Like Trump, Democratic presidential nominee Hillary Clinton has voiced opposition to the Trans-Pacific Partnership (TPP) negotiated by Obama with 11 countries, including Japan, Vietnam and Australia. She has said she would review trade deals such as NAFTA, the 1994 agreement signed by the United States, Canada and Mexico. But, unlike Trump, Clinton has not called for the United States to exit global trade agreements or singled out the South Korean deal as specifically damaging.

Foreign anxiety over Trump’s pledges is not exclusive to South Korea. A representative for Huajian Group, the Chinese company that makes 2 million pairs of shoes a year for Ivanka Trump’s apparel line, told the Global Times last month that Donald Trump’s “promises to set up protectionist trade policies” had the company deeply worried.

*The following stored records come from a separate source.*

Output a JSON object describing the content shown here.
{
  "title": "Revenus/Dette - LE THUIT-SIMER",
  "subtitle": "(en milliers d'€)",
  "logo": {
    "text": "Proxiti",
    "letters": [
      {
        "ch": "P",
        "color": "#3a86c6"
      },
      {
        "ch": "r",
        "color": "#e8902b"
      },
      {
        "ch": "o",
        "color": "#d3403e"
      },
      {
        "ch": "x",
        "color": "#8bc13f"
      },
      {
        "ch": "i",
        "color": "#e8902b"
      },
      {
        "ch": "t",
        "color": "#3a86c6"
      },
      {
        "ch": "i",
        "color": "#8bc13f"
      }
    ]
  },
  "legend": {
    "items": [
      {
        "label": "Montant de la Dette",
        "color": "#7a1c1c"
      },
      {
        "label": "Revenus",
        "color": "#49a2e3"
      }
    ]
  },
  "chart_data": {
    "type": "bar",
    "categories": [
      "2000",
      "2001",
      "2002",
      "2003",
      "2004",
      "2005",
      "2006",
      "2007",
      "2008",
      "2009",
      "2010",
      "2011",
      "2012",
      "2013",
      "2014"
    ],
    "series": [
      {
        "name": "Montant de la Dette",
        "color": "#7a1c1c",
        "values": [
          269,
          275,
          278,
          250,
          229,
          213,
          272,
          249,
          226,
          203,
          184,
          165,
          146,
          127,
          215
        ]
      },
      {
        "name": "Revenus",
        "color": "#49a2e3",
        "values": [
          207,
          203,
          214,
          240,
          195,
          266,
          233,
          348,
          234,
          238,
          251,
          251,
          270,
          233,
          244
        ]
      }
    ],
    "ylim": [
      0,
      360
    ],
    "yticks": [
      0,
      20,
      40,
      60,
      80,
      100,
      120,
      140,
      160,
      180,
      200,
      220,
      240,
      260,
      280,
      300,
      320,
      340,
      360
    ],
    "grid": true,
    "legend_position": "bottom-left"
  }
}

Others, like the chairman of the Korea International Trade Association, said they were hopeful that Trump’s claims were merely assurances made to win political points.

“Politicians before any election are into winning votes. They can say whatever they want,” Kim said with a laugh from his office in the Trade Tower overlooking Seoul’s Gangnam district. “I don’t think all the pledges made by a certain candidate will be realized.”